Sepanjang periode konflik Maluku, tercatat ribuan warga mati terbunuh, ribuan rumah dan fasilitas umum termasuk rumah ibadah hangus terbakar serta ratusan ribu warga terpaksa mengungsi dan meninggalkan Maluku. Bagi penduduk yang perkampungannya hangus terbakar, tak ada pilihan lain kecuali memilih hidup di lokasi pengungsian dengan kondisi yang sangat memprihatinkan.
Diakui oleh pendiri Lembaga Pemberdaaan Perempuan dan Anak Maluku Baihajar Tualeka, untuk membangun dan memperbaiki kohesi sosial di Maluku, membutuhkan waktu yang cukup panjang. Hingga saat ini, tidak sedikit komunitas atau masyarakat di Maluku yang masih curiga satu sama lainnya dengan kelompok agama yang berbeda.
”Ketika konflik, para perempuan memiliki dampak yang luar biasa dari konflik. Tidak sedikit para perempan yang miskin dan juga mendapatkan kekerasan. Namun, para perempuan di Maluku sendiri bertekad untuk melakukan pemulihan yang dimulai dari diri sendiri, menerima orang lain dan belajar memaafkan orang lain sebelum bicara damai tersebut,” terang perempuan yang saat ini menjadi aktifis dalam agenda WGWC Talk 17, Rabu (19/5/2021).
Selain itu, para perempuan di berbagai komunitas melakukan pelatihan psikososial berbasis komunitas yang integratif. Di mana para perempuan ini bicara pemulihan, sekaligus memetakan masalah yang dihadapi perempuan itu sendiri.

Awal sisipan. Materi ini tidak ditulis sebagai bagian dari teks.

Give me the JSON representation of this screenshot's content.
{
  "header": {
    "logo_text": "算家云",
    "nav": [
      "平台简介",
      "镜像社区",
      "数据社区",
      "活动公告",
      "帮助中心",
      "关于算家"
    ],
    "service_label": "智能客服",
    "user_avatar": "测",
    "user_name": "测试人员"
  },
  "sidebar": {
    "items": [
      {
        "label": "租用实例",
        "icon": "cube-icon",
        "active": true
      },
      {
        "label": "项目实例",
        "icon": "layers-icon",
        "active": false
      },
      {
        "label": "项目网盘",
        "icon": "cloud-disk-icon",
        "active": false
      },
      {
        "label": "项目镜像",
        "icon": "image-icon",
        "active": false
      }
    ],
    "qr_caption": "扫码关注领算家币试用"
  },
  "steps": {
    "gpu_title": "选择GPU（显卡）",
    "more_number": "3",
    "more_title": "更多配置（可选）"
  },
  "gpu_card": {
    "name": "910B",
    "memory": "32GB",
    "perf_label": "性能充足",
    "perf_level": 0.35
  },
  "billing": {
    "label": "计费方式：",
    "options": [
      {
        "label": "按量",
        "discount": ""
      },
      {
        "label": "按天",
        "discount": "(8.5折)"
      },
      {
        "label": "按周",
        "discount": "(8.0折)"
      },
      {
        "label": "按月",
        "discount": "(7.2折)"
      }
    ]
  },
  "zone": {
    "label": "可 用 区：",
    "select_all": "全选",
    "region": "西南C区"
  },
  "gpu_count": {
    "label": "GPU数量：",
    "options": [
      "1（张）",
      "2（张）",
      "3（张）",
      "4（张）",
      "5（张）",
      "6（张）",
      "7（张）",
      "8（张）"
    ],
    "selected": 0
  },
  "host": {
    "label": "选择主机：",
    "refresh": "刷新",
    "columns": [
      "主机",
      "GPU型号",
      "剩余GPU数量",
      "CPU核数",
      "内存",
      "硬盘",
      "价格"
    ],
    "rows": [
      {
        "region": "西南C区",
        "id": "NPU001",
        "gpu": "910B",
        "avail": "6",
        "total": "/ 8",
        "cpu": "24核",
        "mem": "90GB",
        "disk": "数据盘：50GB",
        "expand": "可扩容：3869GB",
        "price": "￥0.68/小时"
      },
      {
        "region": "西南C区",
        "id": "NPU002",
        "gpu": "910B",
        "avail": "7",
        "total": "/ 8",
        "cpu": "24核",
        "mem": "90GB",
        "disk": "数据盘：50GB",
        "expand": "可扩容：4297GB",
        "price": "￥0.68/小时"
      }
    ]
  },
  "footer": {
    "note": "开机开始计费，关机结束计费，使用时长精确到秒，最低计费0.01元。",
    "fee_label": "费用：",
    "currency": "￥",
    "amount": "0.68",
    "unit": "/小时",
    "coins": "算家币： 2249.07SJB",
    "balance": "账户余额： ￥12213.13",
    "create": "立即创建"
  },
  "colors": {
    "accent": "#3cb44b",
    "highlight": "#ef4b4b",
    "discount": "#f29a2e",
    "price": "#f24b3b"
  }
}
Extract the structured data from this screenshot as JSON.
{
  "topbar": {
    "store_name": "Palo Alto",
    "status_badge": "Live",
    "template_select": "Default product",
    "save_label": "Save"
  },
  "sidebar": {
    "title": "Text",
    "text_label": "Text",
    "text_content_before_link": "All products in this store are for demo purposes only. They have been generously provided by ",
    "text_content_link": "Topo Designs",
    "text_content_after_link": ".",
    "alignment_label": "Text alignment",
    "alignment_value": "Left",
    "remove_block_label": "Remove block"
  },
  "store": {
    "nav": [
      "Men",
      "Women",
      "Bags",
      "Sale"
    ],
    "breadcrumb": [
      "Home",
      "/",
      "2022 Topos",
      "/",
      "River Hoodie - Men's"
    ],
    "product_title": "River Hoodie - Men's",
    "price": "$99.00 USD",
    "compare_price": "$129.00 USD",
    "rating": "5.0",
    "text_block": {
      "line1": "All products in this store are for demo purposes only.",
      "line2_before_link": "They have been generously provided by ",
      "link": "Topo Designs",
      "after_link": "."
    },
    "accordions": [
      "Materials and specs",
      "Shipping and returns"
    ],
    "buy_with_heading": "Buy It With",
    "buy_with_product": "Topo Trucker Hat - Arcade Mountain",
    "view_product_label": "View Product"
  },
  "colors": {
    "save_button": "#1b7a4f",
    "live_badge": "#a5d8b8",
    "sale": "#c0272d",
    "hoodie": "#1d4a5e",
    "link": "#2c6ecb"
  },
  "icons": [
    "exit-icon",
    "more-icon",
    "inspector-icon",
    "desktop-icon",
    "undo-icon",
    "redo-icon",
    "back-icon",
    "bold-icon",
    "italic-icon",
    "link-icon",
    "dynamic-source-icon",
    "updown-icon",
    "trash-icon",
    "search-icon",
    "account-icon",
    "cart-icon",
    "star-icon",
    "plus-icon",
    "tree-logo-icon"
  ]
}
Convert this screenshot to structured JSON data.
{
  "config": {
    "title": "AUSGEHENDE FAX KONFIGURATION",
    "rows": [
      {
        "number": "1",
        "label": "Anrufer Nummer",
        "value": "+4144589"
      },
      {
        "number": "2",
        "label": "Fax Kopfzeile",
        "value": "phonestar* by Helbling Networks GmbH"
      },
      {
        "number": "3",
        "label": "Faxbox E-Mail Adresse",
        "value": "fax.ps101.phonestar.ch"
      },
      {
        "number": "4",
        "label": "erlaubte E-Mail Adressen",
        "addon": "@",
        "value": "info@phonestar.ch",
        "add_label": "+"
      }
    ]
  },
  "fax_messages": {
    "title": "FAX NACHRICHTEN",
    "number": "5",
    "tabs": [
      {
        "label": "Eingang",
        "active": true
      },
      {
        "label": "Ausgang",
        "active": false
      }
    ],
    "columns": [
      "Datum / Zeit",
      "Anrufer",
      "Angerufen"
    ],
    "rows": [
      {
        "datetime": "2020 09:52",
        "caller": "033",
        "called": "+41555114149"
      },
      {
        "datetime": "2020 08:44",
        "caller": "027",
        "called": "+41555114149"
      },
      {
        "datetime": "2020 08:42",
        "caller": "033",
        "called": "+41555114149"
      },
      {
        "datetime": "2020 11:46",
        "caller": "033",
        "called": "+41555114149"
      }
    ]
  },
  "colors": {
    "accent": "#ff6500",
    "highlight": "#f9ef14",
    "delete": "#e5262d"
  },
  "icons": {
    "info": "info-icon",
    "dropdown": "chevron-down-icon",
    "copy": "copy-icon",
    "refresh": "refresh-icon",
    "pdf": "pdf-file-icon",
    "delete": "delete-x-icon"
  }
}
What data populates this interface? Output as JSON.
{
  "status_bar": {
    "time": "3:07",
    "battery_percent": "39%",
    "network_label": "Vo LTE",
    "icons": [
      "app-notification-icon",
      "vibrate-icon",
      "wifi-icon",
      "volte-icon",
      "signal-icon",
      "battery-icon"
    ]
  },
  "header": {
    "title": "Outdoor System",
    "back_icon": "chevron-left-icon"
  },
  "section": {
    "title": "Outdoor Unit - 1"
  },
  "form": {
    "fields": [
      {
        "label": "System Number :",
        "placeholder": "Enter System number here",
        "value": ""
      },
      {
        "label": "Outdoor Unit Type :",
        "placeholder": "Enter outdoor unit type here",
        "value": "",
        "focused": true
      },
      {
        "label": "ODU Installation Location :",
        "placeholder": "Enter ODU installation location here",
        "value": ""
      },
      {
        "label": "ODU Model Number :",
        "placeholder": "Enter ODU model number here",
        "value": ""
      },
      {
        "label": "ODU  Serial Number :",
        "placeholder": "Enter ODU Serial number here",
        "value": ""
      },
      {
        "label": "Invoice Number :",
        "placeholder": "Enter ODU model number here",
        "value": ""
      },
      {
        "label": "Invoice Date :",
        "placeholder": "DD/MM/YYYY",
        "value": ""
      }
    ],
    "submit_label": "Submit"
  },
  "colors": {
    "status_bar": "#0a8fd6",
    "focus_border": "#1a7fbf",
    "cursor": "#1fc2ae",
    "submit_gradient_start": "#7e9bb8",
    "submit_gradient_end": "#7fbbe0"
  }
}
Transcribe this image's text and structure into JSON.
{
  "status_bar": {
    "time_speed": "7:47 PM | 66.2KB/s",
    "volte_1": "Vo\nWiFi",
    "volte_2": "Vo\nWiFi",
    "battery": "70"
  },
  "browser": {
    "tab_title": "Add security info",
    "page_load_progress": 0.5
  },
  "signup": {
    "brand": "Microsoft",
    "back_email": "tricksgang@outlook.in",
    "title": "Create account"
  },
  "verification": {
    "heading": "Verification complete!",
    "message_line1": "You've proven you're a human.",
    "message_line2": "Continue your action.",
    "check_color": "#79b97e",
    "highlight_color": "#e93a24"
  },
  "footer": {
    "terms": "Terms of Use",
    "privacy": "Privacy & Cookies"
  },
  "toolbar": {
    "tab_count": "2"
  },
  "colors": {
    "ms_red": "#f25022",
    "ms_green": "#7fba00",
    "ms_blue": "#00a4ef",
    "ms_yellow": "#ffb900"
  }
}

Bahkan, ruang integrasi tersebut dimulai di ruang perjumpaan yang sederhana, yaitu acara makan bersama, posyandu dan lainnya.
Gerakan ibu-ibu di Maluku dilakukan secara alami dan terus-menerus. Diakui olehnya, perdamaian di Maluku dianggap hal yang mahal. Sehingga, perdamaian yang mulai dijalin harus dibangun dan dirawat dengan baik. Di dalam komunitas, para perempuan belajar untuk tidak mudah terprovokasi dan menginisiasi perdamaian yang dimulai dari ibu-ibu.
Di Maluku, diterangkan olehnya, hingga saat ini sejumlah kecurigaan di masyarakat masih terus terjadi. Bahkan, sejumlah kelompok ekstrem di Maluku terus menyebarkan paham agar tidak berinteraksi dengan kelompok yang berbeda.
Hal tersebut menjadi tantangan tersendiri. ”Namun, jika hal tersebut terus terjadi, para perempuan di Maluku tidak akan menemukan makna damai tersebut. Sehingga para perempuan di Maluku mulai melakukan integrasi perdamaian dimulai dari hal sederhana,” pungkasnya.